2. F. A Request for Change (RFC) is a type of issue and has a priority. None of the other products listed in column 2, as defined in Appendix A of the PRINCE2 manual, have priority headings. The Lessons Log does, but the product in column 2 is a Lessons Report.

3. G. This is a quality action to be taken, so it’s listed in the Quality Register.

4. C. A projection that the stage will exceed tolerance is an exception. It would be escalated to the Project Board using an Exception Report.

5. F. Again, an RFC is a type of issue. The correct selection is Issue Register. It would also appear on the issue itself, but that isn’t an option in column 2.

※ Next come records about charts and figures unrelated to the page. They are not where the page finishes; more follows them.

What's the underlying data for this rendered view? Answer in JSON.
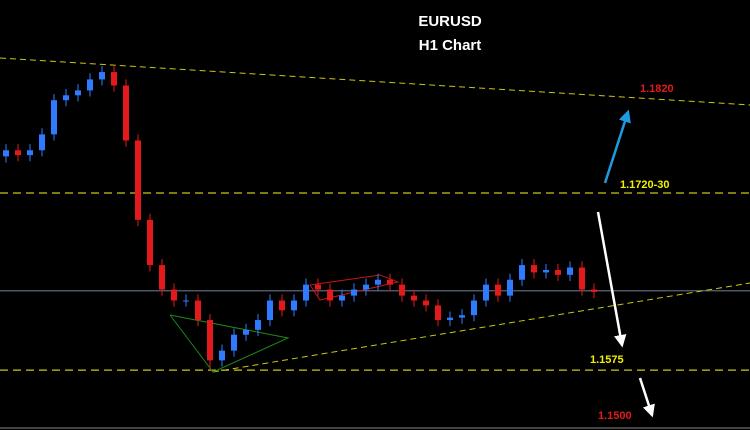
{
  "chart_data": {
    "type": "candlestick",
    "title": "EURUSD",
    "subtitle": "H1 Chart",
    "ylim": [
      1.1526,
      1.1878
    ],
    "up_color": "#2f7bff",
    "down_color": "#e3191c",
    "open": [
      1.175,
      1.1755,
      1.1751,
      1.1755,
      1.1768,
      1.1796,
      1.18,
      1.1804,
      1.1813,
      1.1819,
      1.1808,
      1.1763,
      1.1698,
      1.1661,
      1.1641,
      1.1632,
      1.1632,
      1.1616,
      1.1583,
      1.1591,
      1.1604,
      1.1608,
      1.1616,
      1.1632,
      1.1624,
      1.1632,
      1.1645,
      1.1641,
      1.1632,
      1.1636,
      1.1641,
      1.1645,
      1.1649,
      1.1645,
      1.1636,
      1.1632,
      1.1628,
      1.1616,
      1.1618,
      1.162,
      1.1632,
      1.1645,
      1.1636,
      1.1649,
      1.1661,
      1.1655,
      1.1657,
      1.1653,
      1.1659,
      1.1641
    ],
    "high": [
      1.176,
      1.176,
      1.176,
      1.1773,
      1.1801,
      1.1805,
      1.1809,
      1.1818,
      1.1824,
      1.1824,
      1.1813,
      1.1768,
      1.1703,
      1.1666,
      1.1646,
      1.1637,
      1.1637,
      1.1621,
      1.1596,
      1.1609,
      1.1613,
      1.1621,
      1.1637,
      1.1637,
      1.1637,
      1.165,
      1.165,
      1.1646,
      1.1641,
      1.1646,
      1.165,
      1.1654,
      1.1654,
      1.165,
      1.1641,
      1.1637,
      1.1633,
      1.1623,
      1.1625,
      1.1637,
      1.165,
      1.165,
      1.1654,
      1.1666,
      1.1666,
      1.1662,
      1.1662,
      1.1664,
      1.1664,
      1.1646
    ],
    "low": [
      1.1745,
      1.1746,
      1.1746,
      1.175,
      1.1763,
      1.1791,
      1.1795,
      1.1799,
      1.1808,
      1.1803,
      1.1758,
      1.1693,
      1.1656,
      1.1636,
      1.1627,
      1.1627,
      1.1611,
      1.1575,
      1.1578,
      1.1586,
      1.1599,
      1.1603,
      1.1611,
      1.1619,
      1.1619,
      1.1627,
      1.1636,
      1.1627,
      1.1627,
      1.1631,
      1.1636,
      1.164,
      1.164,
      1.1631,
      1.1627,
      1.1623,
      1.1611,
      1.1611,
      1.1613,
      1.1615,
      1.1627,
      1.1631,
      1.1631,
      1.1644,
      1.165,
      1.165,
      1.1648,
      1.1648,
      1.1636,
      1.1634
    ],
    "close": [
      1.1755,
      1.1751,
      1.1755,
      1.1768,
      1.1796,
      1.18,
      1.1804,
      1.1813,
      1.1819,
      1.1808,
      1.1763,
      1.1698,
      1.1661,
      1.1641,
      1.1632,
      1.1632,
      1.1616,
      1.1583,
      1.1591,
      1.1604,
      1.1608,
      1.1616,
      1.1632,
      1.1624,
      1.1632,
      1.1645,
      1.1641,
      1.1632,
      1.1636,
      1.1641,
      1.1645,
      1.1649,
      1.1645,
      1.1636,
      1.1632,
      1.1628,
      1.1616,
      1.1618,
      1.162,
      1.1632,
      1.1645,
      1.1636,
      1.1649,
      1.1661,
      1.1655,
      1.1657,
      1.1653,
      1.1659,
      1.1641,
      1.1639
    ],
    "levels": [
      {
        "value": 1.172,
        "color": "#c8c814"
      },
      {
        "value": 1.1575,
        "color": "#c8c814"
      },
      {
        "value": 1.164,
        "color": "#5a6478"
      }
    ],
    "annotations": [
      {
        "text": "1.1820",
        "color": "#e3191c"
      },
      {
        "text": "1.1720-30",
        "color": "#f0f000"
      },
      {
        "text": "1.1575",
        "color": "#f0f000"
      },
      {
        "text": "1.1500",
        "color": "#e3191c"
      }
    ]
  }
}
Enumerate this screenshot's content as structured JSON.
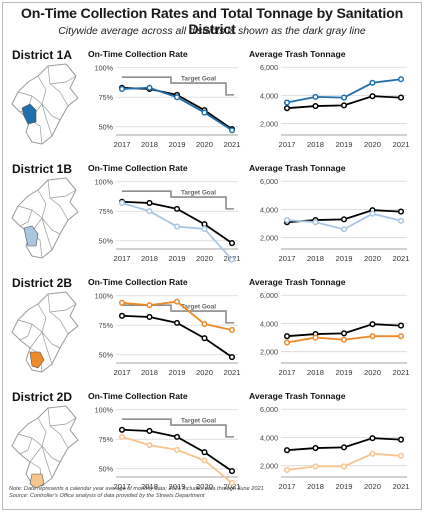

6. G. The Quality Register again, this time for a new quality action that comes to light during a stage rather than one that was planned during stage planning.

Classic-style questions

The Exception Report example is completely wrong. The report should be submitted if the Project Manager does not have power to act (because to do so would exceed tolerance) and needs authority to take action. The report is not to recommend continuing action which is unauthorised. With any set of questions on a specific management product, it helps to look quickly at Appendix A of the PRINCE2 manual so that the right use of the product is fresh in your mind. The mistakes in the example then often jump out at you, and hopefully they did here. Having opened the manual at Appendix A, keep it open at the page while answering, so that you can glance back at it whenever you need to.

7. E. The title should describe the exception in overview – in this case a cost exception, although it can also include time exception. The error becomes very obvious if you have the manual open at the product and are looking at the explanation for the ‘Exception title’ section of the report. [Manual A10.2]

8. C. The cause of the deviation was the tool breakdown. The key word is ‘cause’. This breakdown will lead to delay, extra cost, or perhaps both, but that delay or overspending is a consequence, not the cause.

9. B. The section as written does not explain the consequences of the problem as it should, but rather is reporting the consequences of the unauthorised action already taken by the Project Manager.

10. B. This section should give the Project Board different options for dealing with the deviation. One option, for example, is to delay the project by waiting for the new drill to arrive through the procurement system rather than hiring one. That may not be an option that the Project Manager would recommend, but it’s an option nevertheless.

11. D. Answer D correctly explains the misunderstanding evident in the product.

12. A. The lesson is valid, although perhaps not very well thought through or worded. It’s rather better than the rest of the report though – but that’s not saying much. Clearly the Project Manager wasn’t trained by Nick Graham and Inspirandum Ltd!